The murders of Putin critics may be immoral, objectively illegal, or contrary to international law, but Putin may have felt the 2006 laws provided adequate cover for a willfully ignorant Russian population and for an international community that is hesitant to out Mr. Putin’s rogue behavior.  One need look no further than Putin’s high popularity ratings in Russia each time he goes rogue or at Britain’s hesitancy to act on the compelling evidence of the Litvinenko inquiry.

3. Law used as tool to legitimize criminal acts

The third insight is that this torturing of the law by Putin to suit base purposes has eroded the basic logic that law serves to establish acceptable and commonly held norms of civil conduct.  Putin has used hastily passed legislation on numerous occasions to cover actions well beyond the reach of normal legal standards, including the annexation of Crimea and invasion of eastern Ukraine.

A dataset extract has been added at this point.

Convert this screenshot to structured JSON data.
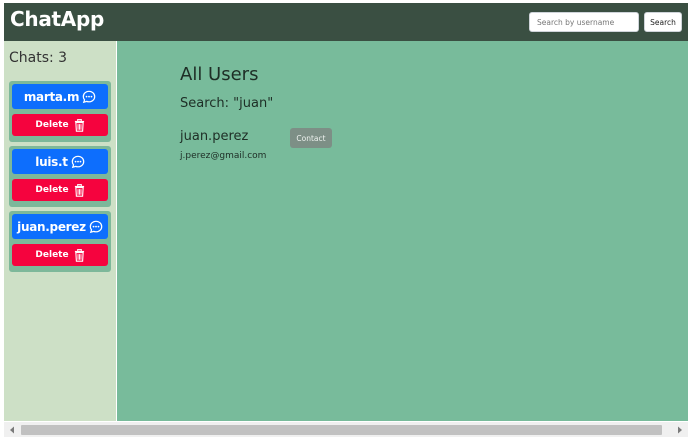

Crowds gather at Borıs Nemtsov funeral on 3 March 2015, Moscow. Photo by: AP
Crowds gather at Borıs Nemtsov funeral on 3 March 2015, Moscow. Photo by: AP

In Putin’s hands, the law is a tool used to legitimate criminal acts, such as murder, or to deny inconvenient truths, such as the deaths of Russian troops in eastern Ukraine.  Putin even turns the law on its head to suppress opposition to his actions by criminalizing rights guaranteed by the Russian constitution, such as free speech (Chapter 3, Article 29, of the 1993 Constitution).

The Russian Constitution is a sound document of high principle, that provides “…for the rights and freedoms of man and citizen according to the universally recognized principles and norms of international law and according to the present Constitution.”  Under the Russian constitution, the President is guarantor of these principles.  At the moment, it just doesn’t work that way.

Want to know what Putin will do next? Check his legislative agenda.